Éditorial

Du stade au podium

Rédactrice en chef de la revue

Les Jeux olympiques et paralympiques de Paris 2024 se sont engagés en faveur de l’environnement durable et par la mise en valeur de la diversité dans le sport. L’exposition Olympisme, une histoire du monde, présentée au Palais de la Porte Dorée d’avril à septembre en partenariat avec le groupe de recherche l’Achac, relève ce défi et retrace 130 années de Jeux olympiques à travers un vaste panorama géopolitique où les mutations d’une histoire mondialisée sont radiographiées sous l’angle de leurs conséquences sur l’organisation des éditions sportives successives. Les conflits entre démocraties et régimes totalitaires, l’histoire des empires coloniaux puis des décolonisations, les luttes des minorités pour leur reconnaissance soulignent combien l’altérité est au cœur des enjeux politiques et sociétaux du sport.

Sous le maillot tricolore

La revue a choisi d’aborder l’histoire des compétitions olympiques sous le prisme des migrations humaines afin de compléter l’imposant catalogue raisonné de cette exposition (La Martinière, 2023). Mobilisant les travaux des spécialistes de l’histoire du sport, Yvan Gastaut et Stéphane Mourlane coordonnent une galerie de portraits exhaustive des médaillés olympiques français nés à l’étranger depuis la première édition des Jeux olympiques en 1896 à Athènes, complétée par deux figures « indigènes » issues des colonies françaises. Les trajectoires de ces athlètes questionnent la manière dont les parcours migratoires interfèrent sur leurs performances sportives d’exception. Si la moisson de médailles offertes au palmarès français enrichit le rayonnement international d’un pays qui a su accueillir ces sportifs d’une manière ou d’une autre, elle résulte aussi du brassage social et culturel que les compétitions favorisent pour « faire équipe » sous la bannière d’un même drapeau. Ces athlètes érigés en héros le temps des Jeux subissent pourtant des attaques racistes et xénophobes conspuant leurs exploits au nom de leur « étrangeté », à l’encontre des valeurs universelles du sport. Leurs parcours sociaux, souvent fragilisés par leur altérité, les confrontent au conflit de loyauté entre un pays natal auquel ils restent attachés et un pays qu’ils ont adopté en dépit des débats récurrents autour de la naturalisation. En tâchant de sortir de l’anonymat des sportifs le plus souvent oubliés de l’Histoire, ce numéro entend contribuer à leur reconnaissance.

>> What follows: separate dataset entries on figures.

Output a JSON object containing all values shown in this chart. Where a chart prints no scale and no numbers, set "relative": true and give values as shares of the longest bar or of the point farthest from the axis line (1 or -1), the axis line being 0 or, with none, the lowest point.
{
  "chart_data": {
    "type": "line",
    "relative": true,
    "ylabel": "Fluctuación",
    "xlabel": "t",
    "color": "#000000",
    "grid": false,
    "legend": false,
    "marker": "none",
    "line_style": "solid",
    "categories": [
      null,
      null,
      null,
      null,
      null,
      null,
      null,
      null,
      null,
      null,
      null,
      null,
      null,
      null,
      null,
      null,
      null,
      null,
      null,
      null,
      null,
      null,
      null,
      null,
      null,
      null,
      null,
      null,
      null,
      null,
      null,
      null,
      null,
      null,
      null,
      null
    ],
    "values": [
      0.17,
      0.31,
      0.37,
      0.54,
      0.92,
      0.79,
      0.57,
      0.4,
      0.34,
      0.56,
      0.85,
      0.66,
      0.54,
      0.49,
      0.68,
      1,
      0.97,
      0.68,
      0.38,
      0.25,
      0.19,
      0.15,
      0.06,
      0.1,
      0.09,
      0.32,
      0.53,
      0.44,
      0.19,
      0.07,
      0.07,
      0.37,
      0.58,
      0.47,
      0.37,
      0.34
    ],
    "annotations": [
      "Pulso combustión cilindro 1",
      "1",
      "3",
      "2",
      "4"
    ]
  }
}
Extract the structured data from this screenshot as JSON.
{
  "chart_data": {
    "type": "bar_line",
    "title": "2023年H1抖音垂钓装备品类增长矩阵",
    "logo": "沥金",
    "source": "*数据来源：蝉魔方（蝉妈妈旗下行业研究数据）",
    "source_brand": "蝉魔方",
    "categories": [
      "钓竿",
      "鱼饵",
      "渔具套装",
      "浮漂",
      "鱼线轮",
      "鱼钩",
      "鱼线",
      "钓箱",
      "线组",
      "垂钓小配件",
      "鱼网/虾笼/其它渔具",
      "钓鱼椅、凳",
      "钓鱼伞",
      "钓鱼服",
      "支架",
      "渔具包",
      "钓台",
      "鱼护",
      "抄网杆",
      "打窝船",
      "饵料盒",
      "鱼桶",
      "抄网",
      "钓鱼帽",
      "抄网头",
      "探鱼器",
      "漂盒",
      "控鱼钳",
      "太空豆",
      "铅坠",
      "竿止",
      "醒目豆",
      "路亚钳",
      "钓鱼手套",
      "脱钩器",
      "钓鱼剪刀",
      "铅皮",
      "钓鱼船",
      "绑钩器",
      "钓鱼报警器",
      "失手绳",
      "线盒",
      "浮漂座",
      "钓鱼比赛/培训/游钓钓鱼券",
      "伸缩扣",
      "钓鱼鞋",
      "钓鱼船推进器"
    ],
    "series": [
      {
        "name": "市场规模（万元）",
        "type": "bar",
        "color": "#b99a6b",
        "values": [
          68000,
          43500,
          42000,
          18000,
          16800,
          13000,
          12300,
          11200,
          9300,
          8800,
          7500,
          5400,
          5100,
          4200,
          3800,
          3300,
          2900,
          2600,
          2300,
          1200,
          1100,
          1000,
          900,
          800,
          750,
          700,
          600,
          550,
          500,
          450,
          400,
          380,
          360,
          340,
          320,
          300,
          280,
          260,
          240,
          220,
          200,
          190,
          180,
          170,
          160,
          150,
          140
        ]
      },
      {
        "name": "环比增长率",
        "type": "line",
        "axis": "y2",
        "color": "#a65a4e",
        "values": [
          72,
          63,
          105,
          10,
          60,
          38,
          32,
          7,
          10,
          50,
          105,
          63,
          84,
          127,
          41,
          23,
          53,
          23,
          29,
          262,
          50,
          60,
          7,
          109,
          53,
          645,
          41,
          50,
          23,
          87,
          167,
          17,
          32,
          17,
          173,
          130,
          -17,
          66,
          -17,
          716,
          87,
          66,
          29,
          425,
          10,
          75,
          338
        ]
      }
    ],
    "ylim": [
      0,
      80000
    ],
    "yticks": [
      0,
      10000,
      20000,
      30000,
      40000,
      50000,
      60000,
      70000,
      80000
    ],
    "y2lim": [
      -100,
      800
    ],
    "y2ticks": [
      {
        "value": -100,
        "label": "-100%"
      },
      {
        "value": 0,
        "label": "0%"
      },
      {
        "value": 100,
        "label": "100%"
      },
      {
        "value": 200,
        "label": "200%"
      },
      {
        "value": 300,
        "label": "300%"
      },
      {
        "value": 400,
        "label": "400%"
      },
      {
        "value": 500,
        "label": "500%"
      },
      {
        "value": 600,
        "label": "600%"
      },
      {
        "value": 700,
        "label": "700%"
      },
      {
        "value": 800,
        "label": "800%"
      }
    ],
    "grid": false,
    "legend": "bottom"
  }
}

Les multiples usages du sport en exil

Au-delà de cette galerie de médaillés « bronze, argent, or », le portfolio interroge la diversité du sens et des pratiques sportives dans les parcours des immigrés et de leurs descendants en France à travers une sélection de la collection du Musée national de l’histoire de l’immigration. Le sport apporte ainsi sa pierre à la construction d’un patrimoine de l’immigration plus ouvert. Qu’elles soient amateures ou professionnelles, les pratiques sportives sont ici questionnées dans leurs fonctions multiples en contexte migratoire : lieux de reconstruction des corps et des esprits traumatisés par l’exil contraint, points d’ancrage d’une sociabilité populaire, espaces d’embrigadement politique ou d’engagement militant pour les droits des étrangers et contre le racisme, vecteurs d’espoirs de promotion sociale, figures médiatiques incarnant « une France de la diversité »… D’autres articles analysent également le rôle du sport dans les quartiers populaires depuis le début du XXe siècle et insistent sur l’introduction de certains sports ou la création d’associations sportives fondées sur une même origine étrangère, comme les premiers clubs de foot tournés vers la conservation d’un entre-soi britannique.

Des articles en accès libre

Bonne nouvelle en ce début d’année ! Sous l’impulsion du ministère de l’Enseignement supérieur et de la Recherche, la revue peut désormais bénéficier du nouveau dispositif intitulé « Souscrire pour ouvrir », permettant la suppression de sa barrière mobile en ligne. La diffusion de l’ensemble des articles de la revue dès leur date de parution est désormais entièrement en accès libre sur les plateformes OpenEdition et Cairn.